Товарищ прокурора Петербургского окружного суда Д.П. Бусло был небольшого роста плотный брюнет в очках, вечно возившийся со сложным недомоганием горла и носа. По политическим взглядам он был на самом правом крыле — как говорят на кавалерийском жаргоне, «был весьма затянут на правый повод». Он живо интересовался делом политического розыска и мог быть прекрасным начальником любого розыскного учреждения. Я был знаком с ним делами; в частной жизни он шагу не ступал без своей супруги — милой, но очень «тонной» петербургской дамы. Через каждые пять или десять слов собеседник его слышал: «Женичка». Это было ласкательное имя его жены. До заведования политическим розыском он всё-таки добрался, но это было в конце его служебной и, по-видимому, жизненной карьеры, при «пане-гетмане», в Киеве[77].

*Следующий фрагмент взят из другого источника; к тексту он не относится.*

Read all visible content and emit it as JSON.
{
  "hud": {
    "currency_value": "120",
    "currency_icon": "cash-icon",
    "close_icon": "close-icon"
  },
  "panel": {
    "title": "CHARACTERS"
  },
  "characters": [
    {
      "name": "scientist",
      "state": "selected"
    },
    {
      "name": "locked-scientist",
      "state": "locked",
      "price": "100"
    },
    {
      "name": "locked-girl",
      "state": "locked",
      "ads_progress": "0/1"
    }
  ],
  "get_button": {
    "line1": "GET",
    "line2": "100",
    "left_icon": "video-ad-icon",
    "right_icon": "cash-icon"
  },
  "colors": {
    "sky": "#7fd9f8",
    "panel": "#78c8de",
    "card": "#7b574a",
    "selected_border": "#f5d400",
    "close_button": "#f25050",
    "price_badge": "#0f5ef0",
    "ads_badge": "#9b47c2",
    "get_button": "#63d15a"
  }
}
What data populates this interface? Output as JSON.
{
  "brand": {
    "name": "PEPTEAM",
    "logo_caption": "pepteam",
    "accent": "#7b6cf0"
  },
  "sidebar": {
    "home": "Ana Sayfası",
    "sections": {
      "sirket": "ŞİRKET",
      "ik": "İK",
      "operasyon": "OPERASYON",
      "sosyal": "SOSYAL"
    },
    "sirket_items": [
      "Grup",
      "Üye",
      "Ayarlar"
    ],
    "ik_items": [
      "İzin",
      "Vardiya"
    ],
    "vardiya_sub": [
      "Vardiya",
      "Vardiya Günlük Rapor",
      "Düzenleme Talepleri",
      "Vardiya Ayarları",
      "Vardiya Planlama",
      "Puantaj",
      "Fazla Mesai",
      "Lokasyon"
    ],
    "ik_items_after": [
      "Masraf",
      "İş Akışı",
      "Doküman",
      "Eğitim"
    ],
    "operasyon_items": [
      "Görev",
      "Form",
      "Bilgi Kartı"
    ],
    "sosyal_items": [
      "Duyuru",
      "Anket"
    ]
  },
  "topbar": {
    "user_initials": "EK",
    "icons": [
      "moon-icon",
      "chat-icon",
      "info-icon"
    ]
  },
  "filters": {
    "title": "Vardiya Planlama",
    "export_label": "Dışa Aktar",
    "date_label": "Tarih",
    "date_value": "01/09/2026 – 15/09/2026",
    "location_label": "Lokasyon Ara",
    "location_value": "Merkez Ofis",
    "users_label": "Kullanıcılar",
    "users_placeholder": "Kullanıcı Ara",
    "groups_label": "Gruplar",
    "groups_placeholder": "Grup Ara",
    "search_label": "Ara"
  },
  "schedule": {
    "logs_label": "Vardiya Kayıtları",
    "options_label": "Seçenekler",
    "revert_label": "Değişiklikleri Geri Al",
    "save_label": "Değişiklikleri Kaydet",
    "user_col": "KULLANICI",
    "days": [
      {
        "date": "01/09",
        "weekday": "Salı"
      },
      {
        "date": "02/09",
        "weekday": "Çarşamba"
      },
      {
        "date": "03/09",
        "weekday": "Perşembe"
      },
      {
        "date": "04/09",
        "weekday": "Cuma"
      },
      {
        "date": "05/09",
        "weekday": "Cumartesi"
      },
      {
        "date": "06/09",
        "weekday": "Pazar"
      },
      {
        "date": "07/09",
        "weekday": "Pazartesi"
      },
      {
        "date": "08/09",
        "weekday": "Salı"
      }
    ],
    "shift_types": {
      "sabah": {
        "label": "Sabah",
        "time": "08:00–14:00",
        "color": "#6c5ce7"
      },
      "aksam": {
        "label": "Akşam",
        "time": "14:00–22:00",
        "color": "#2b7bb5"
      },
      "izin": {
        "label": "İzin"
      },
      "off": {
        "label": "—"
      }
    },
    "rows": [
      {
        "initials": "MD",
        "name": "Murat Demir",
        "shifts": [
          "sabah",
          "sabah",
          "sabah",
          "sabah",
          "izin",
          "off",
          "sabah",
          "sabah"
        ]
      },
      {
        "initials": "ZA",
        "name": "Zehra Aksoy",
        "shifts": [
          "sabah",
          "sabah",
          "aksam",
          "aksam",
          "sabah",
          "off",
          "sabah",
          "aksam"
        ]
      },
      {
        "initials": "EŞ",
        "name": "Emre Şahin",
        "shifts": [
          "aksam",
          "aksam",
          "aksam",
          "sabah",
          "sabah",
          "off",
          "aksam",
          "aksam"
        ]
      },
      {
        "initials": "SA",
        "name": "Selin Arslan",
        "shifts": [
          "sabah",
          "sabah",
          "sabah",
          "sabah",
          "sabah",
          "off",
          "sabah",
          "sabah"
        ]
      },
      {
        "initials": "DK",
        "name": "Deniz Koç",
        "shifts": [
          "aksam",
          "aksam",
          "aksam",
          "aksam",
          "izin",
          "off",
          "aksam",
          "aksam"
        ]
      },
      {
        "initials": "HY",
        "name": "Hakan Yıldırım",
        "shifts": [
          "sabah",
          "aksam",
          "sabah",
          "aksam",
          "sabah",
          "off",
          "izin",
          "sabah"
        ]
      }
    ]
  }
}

Валентин Анатольевич Брюн де Сент-Ипполит в то время был товарищем прокурора Петербургского окружного суда. С ним я провёл не одно жандармское дознание из серии мне порученных. Красивый высокий шатен, очень представительный и «приличный», «приличный» до крайности. Так сказать, идеальный тип для прокурорского надзора, но сух в отношениях также до крайности. Пропускать что-либо в дознаниях, производимых под его наблюдением, не рекомендовалось. Это был формалист до мозга костей. К делу относился без всякого увлечения, а просто проходил одну из необходимых ступеней в служебной карьере, ибо исполнение обязанностей прокурорского надзора по политическим дознаниям ускоряло дальнейшие шаги по Министерству юстиции. Этот «сухарь» в прокурорской форме неизменно хранил на лице как бы брезгливость от соприкосновения с делами жандармского ведомства. Каково же было моё изумление, когда я, уже на должности начальника охранного отделения в Москве, узнал об его назначении на должность директора Департамента полиции! Более неподходящее лицо для этой должности трудно было придумать. К счастью для дела, он пробыл на этом посту недолго. У меня в памяти живо сохранились две служебные встречи с ним за время его директорства. Первая была вскоре после его назначения на эту должность. Я поехал в Петербург — представиться и в разговоре с ним получить более ясное представление о направлении, желательном новому директору Департамента полиции в области политического розыска и в сложной атмосфере тогдашних общественных настроений.